Klook's Last Stand, Park Theatre | reviews, news & interviews
Klook's Last Stand, Park Theatre
Klook's Last Stand, Park Theatre
A vivid if overwritten and not entirely convincing two-hander
If you've been rolling your eyes at the rash of articles hailing London's ever-increasing number of dry bars, allow writer-director Ché Walker to convince you of their amatory relevance. In his new musical drama, smooth-talker Klook and hard nut Vinette fall for one another over a long tall glass of carrot juice, with just the right kick of ginger.

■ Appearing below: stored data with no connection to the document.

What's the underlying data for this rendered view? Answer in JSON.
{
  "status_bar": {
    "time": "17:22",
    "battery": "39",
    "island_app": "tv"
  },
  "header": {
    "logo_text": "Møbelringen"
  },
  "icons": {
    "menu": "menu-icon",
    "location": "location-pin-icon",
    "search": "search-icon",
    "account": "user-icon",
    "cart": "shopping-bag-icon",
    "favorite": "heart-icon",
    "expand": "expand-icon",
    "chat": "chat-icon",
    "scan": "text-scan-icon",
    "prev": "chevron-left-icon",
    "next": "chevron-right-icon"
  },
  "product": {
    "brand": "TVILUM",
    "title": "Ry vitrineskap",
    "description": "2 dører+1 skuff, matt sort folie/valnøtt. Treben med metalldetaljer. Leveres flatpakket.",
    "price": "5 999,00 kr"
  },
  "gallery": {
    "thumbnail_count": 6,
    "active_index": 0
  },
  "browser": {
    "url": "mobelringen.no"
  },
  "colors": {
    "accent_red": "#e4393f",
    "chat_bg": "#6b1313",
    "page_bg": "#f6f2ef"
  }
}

Walker, drawn once more into the American noir intensity he explored in his 2011 take, for Southwark Playhouse, on the John Patrick Shanley play Danny and the Deep Blue Sea, gives his (American) characters cleverly heightened speech. They tell us the story of their lives as if reading from their own co-authored novel, lines flowing like melted butter and turning into song as we are taken by the hand through the duo's various arguments, flirtations, and comebacks. Their newly-found trust allows a relationship forged from deep within life's vast darkness to emerge into the light, and actors Ako Mitchell and Sheila Atim are note-perfect. And accent-perfect, too.
Klook, who grew up a ward of the state, is middle-aged and yet still the lost child. Vinette is young and troubled, convinced she's worthless. Both have heavily built-up defence mechanisms that often go into overdrive, which is what makes their relationship so absorbing. You never know what might set one of them off. With that in mind, it's almost a relief to find not much plot, at least until the final third of the play hits its stride and suddenly too much happens. Into this delicately constructed relationship come some glaringly odd plot developments, shocking violence, and a conclusion that isn't particularly convincing.
The music and lyrics, written by Walker, Anoushka Lucas and Omar Lyefook, become almost their own separate character as embodied by the musician Rio Kai. Sadly, that music only gets cheesier as the play goes on, and directorial choices like the projecting of certain lines onto a wall grow irksome. Utterances on the order of "you can't, you can't" and "like angels singing" (the latter phrase a none-too-helpful simile) distract us from the unforced poetry on offer elsewhere. Their repartee, meanwhile, is characterised as "sex of the mind", which sounds rather self-congratulatory on Walker's part.
Aspects of Walker's writing that start out funny only seem peculiar when repeated in a more serious context, such as the game-changing moment when Vinette finds Klook's gun and her sharp cusses are placed alongside more philosophical thinking. "This is antithetical to how I want to live!" she says, followed quickly by "You droppin' some worrisome shit on my head. I'm so angry I could shit!"
The intensity of the play's 90 minutes (no interval) and the mesmeric lyricism that forms its backbone appeared to blow the audience away on press night. But the gathering emphasis on more cloying lines and narrative potholes – an unnecessary police stand-off included – detract from its jazz-soaked charm. Instead of leaving me reeling from an awareness of life's futility, I was left frustrated by the sorts of plot specifics (the origin of the gun and ski-mask, for starters) that you shouldn't still be pondering come the final curtain.